It’s dusk, the air is cool, and bug spray is making its rounds. The sun is setting, but anticipation around the campfire is growing as campers wait for the music to begin. But the rumble of guitarists tuning their strings and campers laughing at inside jokes intuitively slows to a halt. A lone voice breaks the silence with beautiful, strong singing: “Por Cristo tenemos entrada, por q el es nuestra paz” (With Christ a new avenue opens, because He is our peace). The leader continues to repeat the verse as the group catches on, picking up speed, adding clapping, and coming to a joyous crescendo. Introductions unmade, instructions unspoken, and yet, the rhythm of the campfire moves fluidly on throughout the night.

This memory is from MYLA camp (MYLA stands for Multicultural Youth Leadership Academy). If you are familiar with Living Water Ministries’ typical summer programming, you’d know campfires are usually much different. Each one starts with a booming “WELCOME TO SUNDAY (or whatever day it is that day) CAMPFIRE!” and leaders teach songs by asking the group to “Repeat after me!” in the sing-yelling motif that counselors have learned to perfect. MYLA is operated differently, but with as much (or even more) calculated intention behind each activity as is with Living Water Ministries’ church camp programming.

We have Rescue Release Restore and Rev. Sunitha Mortha to thank for the shift in gears we get to experience during MYLA. Sunitha coordinates the talented MYLA music educators that give campfires a global perspective. In addition, a lot of the traditions and philosophies that happen at MYLA  are brought from years of honing and perfecting Rescue Release Restore’s SIMBA and SIMSA camps. A key word to describe this approach to camp is intentional. Community and space are intentionally sacred entities during MYLA week. If a camper or adult leader were to arrive late, it is imperative that they are introduced and welcomed into the community to ensure everyone feels comfortable. I learned that it was MYLA’s prerogative to model equitable power distribution, even in seemingly minute ways, like who spent time in the camp office.

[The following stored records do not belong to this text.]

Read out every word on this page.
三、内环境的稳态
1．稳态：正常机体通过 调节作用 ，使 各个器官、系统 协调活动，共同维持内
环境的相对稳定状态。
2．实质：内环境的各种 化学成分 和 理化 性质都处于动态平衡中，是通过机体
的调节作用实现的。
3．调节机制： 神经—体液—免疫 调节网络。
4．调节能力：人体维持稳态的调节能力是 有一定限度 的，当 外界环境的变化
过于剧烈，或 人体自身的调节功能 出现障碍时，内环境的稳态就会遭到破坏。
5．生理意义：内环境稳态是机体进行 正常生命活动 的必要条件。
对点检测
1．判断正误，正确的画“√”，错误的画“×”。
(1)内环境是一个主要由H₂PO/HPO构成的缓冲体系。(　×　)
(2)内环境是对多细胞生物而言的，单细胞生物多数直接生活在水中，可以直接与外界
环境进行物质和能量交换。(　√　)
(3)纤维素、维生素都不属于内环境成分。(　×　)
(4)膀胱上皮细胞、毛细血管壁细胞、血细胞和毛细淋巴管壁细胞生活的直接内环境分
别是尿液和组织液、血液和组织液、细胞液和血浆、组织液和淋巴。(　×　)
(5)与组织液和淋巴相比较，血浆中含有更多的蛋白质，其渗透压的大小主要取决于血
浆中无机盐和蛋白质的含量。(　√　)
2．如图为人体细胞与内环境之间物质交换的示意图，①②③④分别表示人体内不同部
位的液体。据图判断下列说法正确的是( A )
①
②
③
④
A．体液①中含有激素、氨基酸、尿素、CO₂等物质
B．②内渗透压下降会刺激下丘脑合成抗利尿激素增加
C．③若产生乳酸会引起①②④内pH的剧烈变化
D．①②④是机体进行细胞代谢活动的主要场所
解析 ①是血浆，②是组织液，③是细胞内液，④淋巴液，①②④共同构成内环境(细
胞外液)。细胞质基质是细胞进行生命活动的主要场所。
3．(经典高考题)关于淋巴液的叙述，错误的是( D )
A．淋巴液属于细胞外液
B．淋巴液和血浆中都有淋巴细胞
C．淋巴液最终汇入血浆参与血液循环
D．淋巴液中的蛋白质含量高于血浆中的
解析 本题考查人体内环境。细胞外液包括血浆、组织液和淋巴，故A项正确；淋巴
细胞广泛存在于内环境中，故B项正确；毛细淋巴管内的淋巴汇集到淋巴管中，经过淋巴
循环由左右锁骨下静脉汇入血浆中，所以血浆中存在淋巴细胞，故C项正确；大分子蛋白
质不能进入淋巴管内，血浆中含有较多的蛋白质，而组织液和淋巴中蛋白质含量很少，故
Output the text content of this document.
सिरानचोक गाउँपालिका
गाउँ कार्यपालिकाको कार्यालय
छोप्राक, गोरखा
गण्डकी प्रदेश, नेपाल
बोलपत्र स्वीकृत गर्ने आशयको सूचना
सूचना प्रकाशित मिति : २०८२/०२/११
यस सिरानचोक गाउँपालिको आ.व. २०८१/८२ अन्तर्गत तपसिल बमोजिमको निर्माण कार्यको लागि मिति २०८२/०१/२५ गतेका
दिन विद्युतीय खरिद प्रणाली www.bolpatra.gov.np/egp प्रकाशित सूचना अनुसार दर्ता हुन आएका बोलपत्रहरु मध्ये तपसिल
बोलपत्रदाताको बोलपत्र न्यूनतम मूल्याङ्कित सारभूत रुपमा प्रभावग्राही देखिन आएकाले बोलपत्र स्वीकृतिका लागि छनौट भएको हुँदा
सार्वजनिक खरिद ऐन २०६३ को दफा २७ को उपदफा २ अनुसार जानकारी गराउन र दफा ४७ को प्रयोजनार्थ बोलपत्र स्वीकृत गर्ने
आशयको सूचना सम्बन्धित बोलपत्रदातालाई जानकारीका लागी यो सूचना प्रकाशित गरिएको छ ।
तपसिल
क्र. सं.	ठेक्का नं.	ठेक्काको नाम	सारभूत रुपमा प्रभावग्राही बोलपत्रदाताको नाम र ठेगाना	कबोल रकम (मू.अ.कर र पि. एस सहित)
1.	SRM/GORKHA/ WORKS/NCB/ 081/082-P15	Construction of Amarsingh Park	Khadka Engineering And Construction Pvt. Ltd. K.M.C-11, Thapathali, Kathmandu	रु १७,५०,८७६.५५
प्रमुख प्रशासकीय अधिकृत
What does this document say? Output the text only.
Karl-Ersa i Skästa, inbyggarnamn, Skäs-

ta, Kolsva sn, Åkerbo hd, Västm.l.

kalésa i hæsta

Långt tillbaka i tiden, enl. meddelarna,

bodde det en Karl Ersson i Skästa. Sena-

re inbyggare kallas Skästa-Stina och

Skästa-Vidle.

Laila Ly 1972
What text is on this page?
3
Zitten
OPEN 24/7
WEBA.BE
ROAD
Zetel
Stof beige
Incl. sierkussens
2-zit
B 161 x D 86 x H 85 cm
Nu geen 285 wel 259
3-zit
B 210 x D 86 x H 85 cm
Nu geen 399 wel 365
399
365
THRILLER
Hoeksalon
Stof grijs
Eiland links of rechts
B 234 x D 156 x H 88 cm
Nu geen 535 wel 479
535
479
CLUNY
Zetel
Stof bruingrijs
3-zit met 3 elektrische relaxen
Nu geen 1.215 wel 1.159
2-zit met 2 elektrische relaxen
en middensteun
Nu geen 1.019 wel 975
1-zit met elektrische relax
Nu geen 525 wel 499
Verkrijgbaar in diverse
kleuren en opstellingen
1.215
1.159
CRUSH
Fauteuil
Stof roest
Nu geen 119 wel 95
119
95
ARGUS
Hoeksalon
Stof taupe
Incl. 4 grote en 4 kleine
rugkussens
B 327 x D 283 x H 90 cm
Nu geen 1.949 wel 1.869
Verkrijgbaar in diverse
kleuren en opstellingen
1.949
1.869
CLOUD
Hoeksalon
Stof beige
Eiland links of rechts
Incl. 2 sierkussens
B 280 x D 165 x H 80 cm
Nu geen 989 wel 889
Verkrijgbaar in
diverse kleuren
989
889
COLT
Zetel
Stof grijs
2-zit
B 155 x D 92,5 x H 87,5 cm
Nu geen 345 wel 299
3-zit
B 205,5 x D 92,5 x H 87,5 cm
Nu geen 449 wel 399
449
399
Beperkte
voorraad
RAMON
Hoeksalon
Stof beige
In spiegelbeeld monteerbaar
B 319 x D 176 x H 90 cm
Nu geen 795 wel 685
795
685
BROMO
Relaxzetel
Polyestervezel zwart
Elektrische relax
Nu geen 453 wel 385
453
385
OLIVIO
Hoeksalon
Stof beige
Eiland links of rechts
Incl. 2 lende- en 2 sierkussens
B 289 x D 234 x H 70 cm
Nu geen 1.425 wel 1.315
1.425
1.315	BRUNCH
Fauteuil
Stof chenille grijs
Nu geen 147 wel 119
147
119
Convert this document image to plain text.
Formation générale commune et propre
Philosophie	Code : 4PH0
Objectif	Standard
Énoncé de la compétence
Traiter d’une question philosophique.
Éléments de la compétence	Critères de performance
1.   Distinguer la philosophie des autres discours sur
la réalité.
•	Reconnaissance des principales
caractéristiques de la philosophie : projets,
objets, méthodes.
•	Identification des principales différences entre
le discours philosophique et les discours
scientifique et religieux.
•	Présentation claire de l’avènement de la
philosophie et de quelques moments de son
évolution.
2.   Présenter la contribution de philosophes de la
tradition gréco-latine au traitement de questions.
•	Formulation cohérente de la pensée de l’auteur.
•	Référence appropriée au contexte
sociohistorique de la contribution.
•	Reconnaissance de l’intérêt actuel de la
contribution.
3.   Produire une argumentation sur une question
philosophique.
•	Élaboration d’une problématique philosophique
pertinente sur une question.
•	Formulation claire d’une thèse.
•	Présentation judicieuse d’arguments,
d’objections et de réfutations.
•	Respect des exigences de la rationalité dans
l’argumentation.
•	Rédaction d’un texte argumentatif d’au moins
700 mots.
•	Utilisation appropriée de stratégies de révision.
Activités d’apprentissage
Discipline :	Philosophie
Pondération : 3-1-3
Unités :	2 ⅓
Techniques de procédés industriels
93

There were intentional ways to help campers receive the most out of their camp experience at MYLA as well. On one of the first few nights there is a tradition reverently referred to as the Pain Fire. This is an opportunity for participants to unload any weight they may have carried into camp, build trust, and become community. The idea is to free up hearts and minds allowing campers to be the most receptive to all that MYLA is.

There were also intentional ways to send campers back out into the world at the end of MYLA camp. The leaders of MYLA know that life at camp is often a rose-colored view of the real world, and that it can feel like a shock to re-enter old patterns. Thus, at the end of the week, campers are called by name and pulled across a line by a MYLA leader to symbolize the growth they have made. In doing this, campers are physically and figuratively crossing over, stepping into leadership with all the knowledge and support they have gathered at MYLA camp. Lastly, everyone puts their hands in water to commit to continuing the work done at MYLA to make the world a better place. It feels like the end, but these traditions tell us that our work is only beginning.

We can learn a lot from these MYLA rituals. It may feel like the urge for racial justice has died down on our newsfeeds, as if the momentum for Breonna Taylor is slowing almost 100 days after her murder. It may feel exhausting to constantly reckon with advocacy when we were so used to mentally turning on or off our engagement. But we must not stop. As a community, let us put our hands in water and commit to continue fighting for a just world even when the news stops covering it. Let us continue pulling our siblings into places of faith, leadership and knowledge. And let us be the lone voice breaking the silence on issues about which we must not stay silent.